An Australian Government committee has recommended the introduction of compulsory virus scanners on computers or users won’t be allowed on the internet as part of an alleged crackdown on “cyber crime.”
The Hackers, Fraudsters and Botnets: Tackling the Problem of Cyber Crime report from the House Standing Committee on Communications Inquiry into Cyber crime makes 34 different recommendations, with most shrieking of gross nanny state paternalism.
The headline proposal, if adopted by the Government, would force Australian internet users to install and keep up-to-date virus scanners on computers as a condition for internet access via the contractual obligations with their ISP. Users would also be forced to “take reasonable steps to remediate their computer(s) when notified of suspected malware compromise.”
In the event that the customer does not meet these contractual obligations, ISP’s must provide “a clear policy on graduated access restrictions and, if necessary, disconnection until the infected machine is remediated.”
What the report doesn’t state though is how such restrictions would be imposed; forcing ISP’s under law to enforce such rules may be possible, but the only way ISP’s will be able to do this is by spying on their customers.
If that isn’t scary enough, the report also notes that such data would go back to the Government. Recommendation 12 notes that the ” Australian Communications and Media Authority further increase its access to network data for the purpose of detecting malware compromised computers.” The compilation of the data even gets a name in Recommendation 13: the “Australian Internet Security Initiative network.”
But Government intervention doesn’t stop there. Recommendation 16 states that “The new scheme should involve the Australian Communications and Media Authority, Internet Service Providers, IT security specialists, and end users in a more tightly coordinated scheme to detect and clean malware infected computers,” suggesting that once malware was discovered on a users computer, the Australian Government would involve itself with that computer.
While much of the report deals with the interaction between ISP’s, Government and end users, the domain name industry also comes under fire. Recommendation 20 states that domain name registrars must filter applications, attempt to identify any fraudulent uses for domains, and take down any name deemed bad by the Government.

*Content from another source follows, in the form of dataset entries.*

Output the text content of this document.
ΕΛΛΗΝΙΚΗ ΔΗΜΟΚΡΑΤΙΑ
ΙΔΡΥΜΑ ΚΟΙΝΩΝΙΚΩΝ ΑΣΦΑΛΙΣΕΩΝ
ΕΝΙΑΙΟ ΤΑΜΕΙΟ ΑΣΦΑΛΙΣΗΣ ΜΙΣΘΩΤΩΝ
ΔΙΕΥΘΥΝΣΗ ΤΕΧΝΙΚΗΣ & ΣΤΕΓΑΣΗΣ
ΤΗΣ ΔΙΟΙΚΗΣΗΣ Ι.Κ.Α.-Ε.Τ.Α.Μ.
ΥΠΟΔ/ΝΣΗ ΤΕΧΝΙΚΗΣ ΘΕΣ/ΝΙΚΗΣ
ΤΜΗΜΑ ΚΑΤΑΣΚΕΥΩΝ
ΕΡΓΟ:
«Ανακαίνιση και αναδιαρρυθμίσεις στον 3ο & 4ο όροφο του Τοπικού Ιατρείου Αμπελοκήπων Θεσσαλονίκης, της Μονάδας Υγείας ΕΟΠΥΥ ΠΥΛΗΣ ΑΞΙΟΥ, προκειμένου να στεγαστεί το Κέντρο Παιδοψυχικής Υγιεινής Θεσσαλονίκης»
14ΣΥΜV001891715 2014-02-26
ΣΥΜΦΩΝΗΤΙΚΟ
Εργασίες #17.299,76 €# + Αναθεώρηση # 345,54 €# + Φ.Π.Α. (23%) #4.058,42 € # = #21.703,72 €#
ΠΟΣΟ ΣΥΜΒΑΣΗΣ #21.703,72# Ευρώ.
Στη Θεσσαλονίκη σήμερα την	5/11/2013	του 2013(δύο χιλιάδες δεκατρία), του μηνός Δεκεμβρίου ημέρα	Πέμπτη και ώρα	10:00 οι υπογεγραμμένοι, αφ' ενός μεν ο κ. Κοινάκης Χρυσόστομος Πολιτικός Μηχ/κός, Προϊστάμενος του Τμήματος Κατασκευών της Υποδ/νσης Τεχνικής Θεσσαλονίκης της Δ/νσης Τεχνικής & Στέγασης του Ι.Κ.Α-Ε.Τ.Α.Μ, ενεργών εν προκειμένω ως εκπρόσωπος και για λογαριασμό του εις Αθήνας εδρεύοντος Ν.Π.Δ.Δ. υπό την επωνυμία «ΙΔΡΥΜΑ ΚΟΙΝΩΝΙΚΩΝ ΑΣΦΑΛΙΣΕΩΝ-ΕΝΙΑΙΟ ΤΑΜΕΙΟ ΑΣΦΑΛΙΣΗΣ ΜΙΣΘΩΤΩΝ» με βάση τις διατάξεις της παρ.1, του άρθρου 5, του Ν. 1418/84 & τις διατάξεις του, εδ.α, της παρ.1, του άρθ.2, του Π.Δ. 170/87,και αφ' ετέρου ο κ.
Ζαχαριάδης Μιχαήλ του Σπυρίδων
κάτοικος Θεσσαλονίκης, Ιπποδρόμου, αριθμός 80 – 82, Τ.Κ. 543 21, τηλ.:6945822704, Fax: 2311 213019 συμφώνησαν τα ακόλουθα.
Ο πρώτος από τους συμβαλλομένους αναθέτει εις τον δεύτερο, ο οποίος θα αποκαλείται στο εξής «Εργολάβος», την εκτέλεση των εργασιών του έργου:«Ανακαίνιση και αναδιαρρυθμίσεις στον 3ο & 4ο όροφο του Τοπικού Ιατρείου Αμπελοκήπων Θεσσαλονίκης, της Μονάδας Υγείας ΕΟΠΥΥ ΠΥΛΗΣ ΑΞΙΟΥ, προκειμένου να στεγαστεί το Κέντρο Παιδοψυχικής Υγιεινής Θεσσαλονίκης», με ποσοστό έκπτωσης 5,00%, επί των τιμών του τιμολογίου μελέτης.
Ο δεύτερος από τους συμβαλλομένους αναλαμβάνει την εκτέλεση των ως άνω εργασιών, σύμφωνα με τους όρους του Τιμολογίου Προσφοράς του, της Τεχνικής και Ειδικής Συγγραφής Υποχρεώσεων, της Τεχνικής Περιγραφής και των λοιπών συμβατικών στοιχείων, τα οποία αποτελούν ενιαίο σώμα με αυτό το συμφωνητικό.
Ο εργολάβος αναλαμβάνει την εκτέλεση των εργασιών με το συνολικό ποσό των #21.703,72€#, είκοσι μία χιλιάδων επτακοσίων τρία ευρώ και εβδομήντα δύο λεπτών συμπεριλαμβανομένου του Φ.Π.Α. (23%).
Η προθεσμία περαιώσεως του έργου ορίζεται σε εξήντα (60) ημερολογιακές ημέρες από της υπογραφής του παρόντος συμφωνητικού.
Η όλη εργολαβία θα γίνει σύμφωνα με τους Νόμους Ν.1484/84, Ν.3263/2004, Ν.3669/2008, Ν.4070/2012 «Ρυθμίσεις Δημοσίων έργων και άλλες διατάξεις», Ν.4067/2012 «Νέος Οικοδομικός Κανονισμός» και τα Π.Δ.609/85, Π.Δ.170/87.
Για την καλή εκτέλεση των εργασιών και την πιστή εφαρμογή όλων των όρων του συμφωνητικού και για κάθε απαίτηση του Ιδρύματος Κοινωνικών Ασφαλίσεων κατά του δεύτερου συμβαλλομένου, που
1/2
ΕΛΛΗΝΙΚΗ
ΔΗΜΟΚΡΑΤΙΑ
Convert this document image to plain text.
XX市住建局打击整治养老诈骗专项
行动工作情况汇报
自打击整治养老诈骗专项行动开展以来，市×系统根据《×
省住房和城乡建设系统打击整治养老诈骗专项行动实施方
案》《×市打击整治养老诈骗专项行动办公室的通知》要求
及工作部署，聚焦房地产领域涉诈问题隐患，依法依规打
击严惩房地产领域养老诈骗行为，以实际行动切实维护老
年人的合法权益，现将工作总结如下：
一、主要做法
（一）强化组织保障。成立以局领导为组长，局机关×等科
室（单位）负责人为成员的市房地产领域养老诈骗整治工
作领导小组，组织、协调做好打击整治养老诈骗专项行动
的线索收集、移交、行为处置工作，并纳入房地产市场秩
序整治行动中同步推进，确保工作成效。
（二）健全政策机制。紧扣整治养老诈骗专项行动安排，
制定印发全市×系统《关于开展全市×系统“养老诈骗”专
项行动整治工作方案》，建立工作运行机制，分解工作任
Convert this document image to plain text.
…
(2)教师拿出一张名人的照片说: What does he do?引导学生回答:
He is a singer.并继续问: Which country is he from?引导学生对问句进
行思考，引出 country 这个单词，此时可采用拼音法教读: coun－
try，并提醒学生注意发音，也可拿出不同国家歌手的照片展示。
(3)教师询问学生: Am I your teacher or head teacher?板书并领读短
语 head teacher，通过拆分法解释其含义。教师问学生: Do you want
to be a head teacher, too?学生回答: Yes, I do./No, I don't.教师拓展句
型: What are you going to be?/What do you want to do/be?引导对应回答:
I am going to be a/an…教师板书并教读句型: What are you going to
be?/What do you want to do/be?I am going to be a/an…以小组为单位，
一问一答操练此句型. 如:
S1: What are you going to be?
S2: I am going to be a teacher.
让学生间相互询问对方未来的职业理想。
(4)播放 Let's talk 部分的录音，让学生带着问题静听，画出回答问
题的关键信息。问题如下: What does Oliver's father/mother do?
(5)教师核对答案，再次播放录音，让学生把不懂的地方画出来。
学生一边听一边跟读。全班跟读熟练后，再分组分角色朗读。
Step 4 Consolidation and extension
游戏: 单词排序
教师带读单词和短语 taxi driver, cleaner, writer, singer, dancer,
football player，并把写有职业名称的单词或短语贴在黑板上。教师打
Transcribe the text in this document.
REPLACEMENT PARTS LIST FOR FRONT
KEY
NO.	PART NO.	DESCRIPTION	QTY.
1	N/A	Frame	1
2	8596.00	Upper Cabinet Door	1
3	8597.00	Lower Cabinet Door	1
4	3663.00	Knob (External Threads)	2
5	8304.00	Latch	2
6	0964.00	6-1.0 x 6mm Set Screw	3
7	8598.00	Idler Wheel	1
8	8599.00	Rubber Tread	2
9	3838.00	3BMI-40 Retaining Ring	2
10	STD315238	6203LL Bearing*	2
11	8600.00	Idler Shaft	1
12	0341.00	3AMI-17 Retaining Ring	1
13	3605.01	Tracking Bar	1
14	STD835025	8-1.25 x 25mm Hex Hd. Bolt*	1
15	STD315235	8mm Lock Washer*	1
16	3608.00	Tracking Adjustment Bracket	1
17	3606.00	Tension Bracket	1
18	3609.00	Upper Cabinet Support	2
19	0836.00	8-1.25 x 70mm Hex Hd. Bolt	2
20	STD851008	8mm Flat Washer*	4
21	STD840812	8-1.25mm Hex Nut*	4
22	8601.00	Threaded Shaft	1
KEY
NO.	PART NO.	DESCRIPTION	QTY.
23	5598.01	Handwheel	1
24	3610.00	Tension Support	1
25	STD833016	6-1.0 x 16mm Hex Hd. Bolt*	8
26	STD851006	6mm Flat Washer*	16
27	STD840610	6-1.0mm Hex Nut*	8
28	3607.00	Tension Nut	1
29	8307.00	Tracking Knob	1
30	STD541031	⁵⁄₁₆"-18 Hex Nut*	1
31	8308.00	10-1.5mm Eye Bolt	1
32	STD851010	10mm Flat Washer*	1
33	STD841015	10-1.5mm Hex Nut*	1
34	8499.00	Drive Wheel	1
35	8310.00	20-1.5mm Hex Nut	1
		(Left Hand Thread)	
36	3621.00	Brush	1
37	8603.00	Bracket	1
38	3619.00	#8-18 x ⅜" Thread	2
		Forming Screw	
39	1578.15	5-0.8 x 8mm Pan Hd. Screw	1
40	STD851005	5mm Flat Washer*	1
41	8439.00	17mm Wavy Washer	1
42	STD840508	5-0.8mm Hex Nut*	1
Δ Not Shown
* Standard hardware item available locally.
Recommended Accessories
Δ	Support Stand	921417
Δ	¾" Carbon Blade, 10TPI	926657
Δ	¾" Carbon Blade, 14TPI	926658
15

Recommendation 21 notes that this regulation would be enforced by law.
Cyber health warnings for mobile phones
The report suggests that education is an important part of the process, and regularly repeats the need for various industry participants to educate users. Recommendation 24 though goes into bizarre territory, stating that “manufacturers and distributors of personal computers, mobile phones and related IT devices such as modems and routers,” and that they must “address the e-security vulnerabilities of these products and the provision of e-security information to consumers at the point of sale; and require that the information is presented in a manner that is clear and accessible to a non-IT literate person.”
The report doesn’t state what form these cyber health warnings should take, but it’s not inconceivable that an iPhone purchased in Australia might soon come with a cigarette packet style health warning stating something like “this phone may be bad for your cyber health.”
Manufacturers though won’t just have to apply cyber health warnings, they will also have to meet Government guidelines dictating an appropriate level of cyber-security. Recommendation 25 notes that ” industry specific regulation under the Australian Consumer Law, including a scheme for the compulsory independent testing and evaluation of IT products and a product labeling scheme.”
If they release a product that doesn’t pass Government tests, the Government seeks to amend “Australian Consumer Law to provide a cause of action for compensation against a manufacturer who releases an IT product onto the Australian market with known vulnerabilities that causes losses that could not have reasonably been avoided.”
Yes: you read that right: the Australian Government wants to punish manufacturers when hackers find ways into their products. It would be like the Government fining the builder of a house because it was broken in to, even when the best efforts are made to prevent such an event occuring.
The report follows proposals by the Australian Government to track emails and browsing history of every internet user in the country, a massive undertaking of unprecedented scope.
The Government has not yet stated that they will be introducing all of the recommendations of the report, but likewise the report came from a Government dominated House Committee; it would be fair to suggest then that it would most likely have the support of the Government.
With the new proposals added to the list, Australia will soon censor the internet, track everything everyone does on it, and then dictate what software should be installed on your computer, with a kicker that if you don’t comply, you’ll lose internet access. If that doesn’t sound like the actions of a police state, I’m buggered if I know what would.